Apollo era figlio di Zeus e Latona, la quale si rifugiò sull'isola di Asteria (chiamata Delo – dal greco dopo la nascita del dio) per potersi sottrarre alla maledizione lanciatale da Hera e poter quindi partorire i due gemelli Apollo e Artemide.
Apollo personifica nel mondo greco l'anima razionale, in quanto apportatore di luce (a lui era dato il compito di trasportare sul suo carro l'astro da est ad ovest ogni giorno) è dunque depositario anche, e soprattutto, della luce interiore: "conosci te stesso" era infatti il detto scolpito nella roccia del suo tempio a Delfi.

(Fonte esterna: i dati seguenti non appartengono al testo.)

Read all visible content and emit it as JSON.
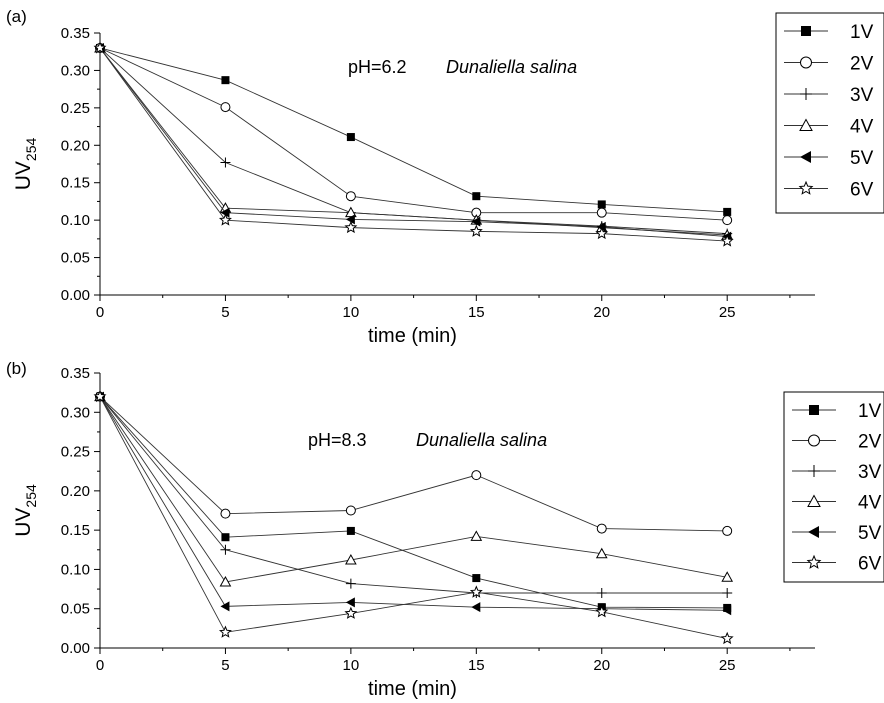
{
  "chart_data": [
    {
      "type": "line",
      "panel_label": "(a)",
      "annotation": {
        "text": "pH=6.2",
        "species": "Dunaliella salina"
      },
      "xlabel": "time (min)",
      "ylabel": "UV",
      "ylabel_sub": "254",
      "xlim": [
        0,
        28.5
      ],
      "ylim": [
        0,
        0.35
      ],
      "xticks": [
        0,
        5,
        10,
        15,
        20,
        25
      ],
      "yticks": [
        0.0,
        0.05,
        0.1,
        0.15,
        0.2,
        0.25,
        0.3,
        0.35
      ],
      "x": [
        0,
        5,
        10,
        15,
        20,
        25
      ],
      "legend_position": "top-right",
      "series": [
        {
          "name": "1V",
          "marker": "square-filled",
          "values": [
            0.33,
            0.287,
            0.211,
            0.132,
            0.121,
            0.111
          ]
        },
        {
          "name": "2V",
          "marker": "circle-open",
          "values": [
            0.33,
            0.251,
            0.132,
            0.11,
            0.11,
            0.1
          ]
        },
        {
          "name": "3V",
          "marker": "plus",
          "values": [
            0.33,
            0.177,
            0.11,
            0.1,
            0.092,
            0.082
          ]
        },
        {
          "name": "4V",
          "marker": "triangle-up-open",
          "values": [
            0.33,
            0.116,
            0.11,
            0.1,
            0.09,
            0.08
          ]
        },
        {
          "name": "5V",
          "marker": "triangle-left-filled",
          "values": [
            0.33,
            0.11,
            0.101,
            0.098,
            0.091,
            0.078
          ]
        },
        {
          "name": "6V",
          "marker": "star-open",
          "values": [
            0.33,
            0.1,
            0.09,
            0.085,
            0.082,
            0.072
          ]
        }
      ]
    },
    {
      "type": "line",
      "panel_label": "(b)",
      "annotation": {
        "text": "pH=8.3",
        "species": "Dunaliella salina"
      },
      "xlabel": "time (min)",
      "ylabel": "UV",
      "ylabel_sub": "254",
      "xlim": [
        0,
        28.5
      ],
      "ylim": [
        0,
        0.35
      ],
      "xticks": [
        0,
        5,
        10,
        15,
        20,
        25
      ],
      "yticks": [
        0.0,
        0.05,
        0.1,
        0.15,
        0.2,
        0.25,
        0.3,
        0.35
      ],
      "x": [
        0,
        5,
        10,
        15,
        20,
        25
      ],
      "legend_position": "right",
      "series": [
        {
          "name": "1V",
          "marker": "square-filled",
          "values": [
            0.32,
            0.141,
            0.149,
            0.089,
            0.052,
            0.051
          ]
        },
        {
          "name": "2V",
          "marker": "circle-open",
          "values": [
            0.32,
            0.171,
            0.175,
            0.22,
            0.152,
            0.149
          ]
        },
        {
          "name": "3V",
          "marker": "plus",
          "values": [
            0.32,
            0.125,
            0.082,
            0.07,
            0.07,
            0.07
          ]
        },
        {
          "name": "4V",
          "marker": "triangle-up-open",
          "values": [
            0.32,
            0.084,
            0.112,
            0.142,
            0.12,
            0.09
          ]
        },
        {
          "name": "5V",
          "marker": "triangle-left-filled",
          "values": [
            0.32,
            0.053,
            0.058,
            0.052,
            0.05,
            0.048
          ]
        },
        {
          "name": "6V",
          "marker": "star-open",
          "values": [
            0.32,
            0.02,
            0.044,
            0.071,
            0.046,
            0.012
          ]
        }
      ]
    }
  ]
}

Ma è anche il dio dell'arte e della musica (Apollo Musagete): si accompagnava alle Muse, con le quali viveva sull'Elicona; è anche dio della medicina e della profezia. L'arte medica e quella divinatoria erano associate nell'antica Grecia, considerando sia il medico che l'indovino capaci di "capire" attraverso segni (o sintomi!) la realtà delle cose. Il potere divinatorio era esercitato dal dio nelle numerose sedi dei suoi oracoli, primo tra tutti quello di Delfi (Apollo Delfico o Pitico).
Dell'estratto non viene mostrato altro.